NAPLES, Florida - A family's Disney cruise to the Bahamas was going great, until they say four members of their group were asked to pack up their things and disembark the ship in Nassau.
North Naples resident Dave Berg boarded the Disney Wonder cruise ship out of Miami on Dec. 30 with 31 family members. Berg said his mother-in-law is sick with cancer and the 5-night cruise was part of her bucket list.
Everything was going well, Berg said, until Thursday morning, when his 4-month-old granddaughter began spitting up. Berg's daughter, Jennifer Moak, brought the infant to the ship's doctor, who gave her some medicine for seasickness. But just hours later, someone from the doctor's office phoned Moak's husband, saying they wanted to do another checkup on the baby.
Instead of a checkup, the doctor then told the couple they would have to disembark, according to the family.
"He said because of her age, she wasn't supposed to be on the ship and that they would be -- I think the word that he used was 'terminating' our stay on the ship," Moak said Monday.
The family said the medical staff cited the baby's age and need for safety as reasons they could not keep her onboard.
Disney Cruise Line changed its policy on infant travel last summer.

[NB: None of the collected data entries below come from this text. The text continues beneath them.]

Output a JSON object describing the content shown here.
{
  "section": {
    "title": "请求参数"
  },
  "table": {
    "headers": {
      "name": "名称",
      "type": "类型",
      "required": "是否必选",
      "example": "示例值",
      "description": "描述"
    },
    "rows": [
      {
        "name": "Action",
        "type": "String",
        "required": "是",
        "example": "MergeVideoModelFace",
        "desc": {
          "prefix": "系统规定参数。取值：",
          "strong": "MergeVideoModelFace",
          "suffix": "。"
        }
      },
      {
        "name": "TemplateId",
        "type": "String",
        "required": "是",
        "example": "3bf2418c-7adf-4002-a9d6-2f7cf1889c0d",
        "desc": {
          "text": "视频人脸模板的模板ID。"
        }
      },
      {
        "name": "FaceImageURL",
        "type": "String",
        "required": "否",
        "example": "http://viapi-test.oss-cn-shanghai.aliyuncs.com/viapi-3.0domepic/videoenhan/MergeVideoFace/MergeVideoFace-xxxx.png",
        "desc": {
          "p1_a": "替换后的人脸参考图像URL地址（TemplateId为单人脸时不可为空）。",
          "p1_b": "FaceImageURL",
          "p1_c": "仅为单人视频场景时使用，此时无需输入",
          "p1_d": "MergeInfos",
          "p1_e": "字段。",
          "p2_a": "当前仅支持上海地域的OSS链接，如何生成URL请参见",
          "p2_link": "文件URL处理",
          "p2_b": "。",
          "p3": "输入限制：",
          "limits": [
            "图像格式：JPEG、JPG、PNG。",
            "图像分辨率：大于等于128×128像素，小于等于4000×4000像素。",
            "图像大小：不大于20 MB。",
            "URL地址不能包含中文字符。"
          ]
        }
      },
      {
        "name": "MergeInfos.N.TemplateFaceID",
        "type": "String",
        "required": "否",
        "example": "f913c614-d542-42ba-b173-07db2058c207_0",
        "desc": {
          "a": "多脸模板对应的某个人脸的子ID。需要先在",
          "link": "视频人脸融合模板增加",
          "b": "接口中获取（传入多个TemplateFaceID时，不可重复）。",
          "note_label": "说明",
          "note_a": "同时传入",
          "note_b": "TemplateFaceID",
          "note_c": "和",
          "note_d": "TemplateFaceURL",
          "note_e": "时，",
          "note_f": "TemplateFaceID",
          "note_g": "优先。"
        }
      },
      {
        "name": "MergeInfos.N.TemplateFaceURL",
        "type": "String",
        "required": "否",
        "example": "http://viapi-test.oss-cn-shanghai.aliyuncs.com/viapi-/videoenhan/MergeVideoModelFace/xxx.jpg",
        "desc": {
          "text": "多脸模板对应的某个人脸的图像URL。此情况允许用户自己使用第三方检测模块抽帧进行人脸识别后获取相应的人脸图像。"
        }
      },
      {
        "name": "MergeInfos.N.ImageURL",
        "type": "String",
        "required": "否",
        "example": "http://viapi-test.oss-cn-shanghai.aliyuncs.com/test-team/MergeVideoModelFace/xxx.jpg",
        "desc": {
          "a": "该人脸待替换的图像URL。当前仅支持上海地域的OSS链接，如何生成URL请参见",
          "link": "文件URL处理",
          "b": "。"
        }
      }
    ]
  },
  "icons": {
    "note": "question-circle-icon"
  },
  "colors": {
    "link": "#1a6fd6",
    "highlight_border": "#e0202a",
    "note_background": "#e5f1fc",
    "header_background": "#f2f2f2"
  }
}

Previously, babies younger than 12 weeks were not permitted onboard, but starting Jan. 1, the cruise line increased the age requirement to 6 months old. A representative from the company said all parents who had existing reservations, like the Moaks, would not be affected.
At the doctor's request, Berg, Moak and her husband said they packed up and got ready to leave, expecting that Disney would take care of the accommodations. But they say their experience was unsafe and not up to the standards of the $1,000 nightly rate they had paid to go on the cruise.
"I know that they thought that it was safer for her to be off the ship, and it could have been, if the situation was dealt with in the right way," Moak said. "Her safety is my No. 1 priority, and they were saying her safety was their No. 1 priority, so we should have all been on the same page."
Moak said she had to plead for a child car seat for the taxi ride to the hotel, which her father described as a "fleabag motel." At the hotel, Moak said there was nowhere for her daughter to sleep except in the bed with her parents, which Moak realizes can be dangerous.
The family said Disney only offered to pay for the hotel and flights home after much back-and-forth. A port agent who was supposed to help with arrangements failed to connect with the family, Berg said, and after they returned home, he realized they'd been charged gratuities for three nights they were not on the ship.
Moak said her daughter was checked out at a Bahamian hospital, where staff said the baby just had gas. The bill was $1,200, Berg said.
"No one would care if they took us off the ship and we were in complete safety in comparable accommodations and brought home," he said. "They were deceitful about it. No one can believe that Disney would send a 4-month-old baby off into the dark in a foreign country that they say in their brochures is dangerous."
A Disney Cruise Line representative said the company could not comment specifically on the family's case because of medical privacy reasons. In cases where guests are asked to disembark, the company's policy is to have an agent help them through the process of getting home.
When the decision is made for medical reasons, a guest's age and overall condition might play a factor if medical personnel on board do not feel they are equipped to handle the guest, the representative said.
Berg and his daughter say they just want the company to apologize and possibly find some way to make it up to them.
"I'm happy that nothing happened that's going to permanently affect my family, but unhappy that Disney feels that they owe us nothing," Moak said. "I will never be able to have the experience that I should have had with my family. My grandma and grandpa are both very ill and this was our only trip together, and that makes me very sad."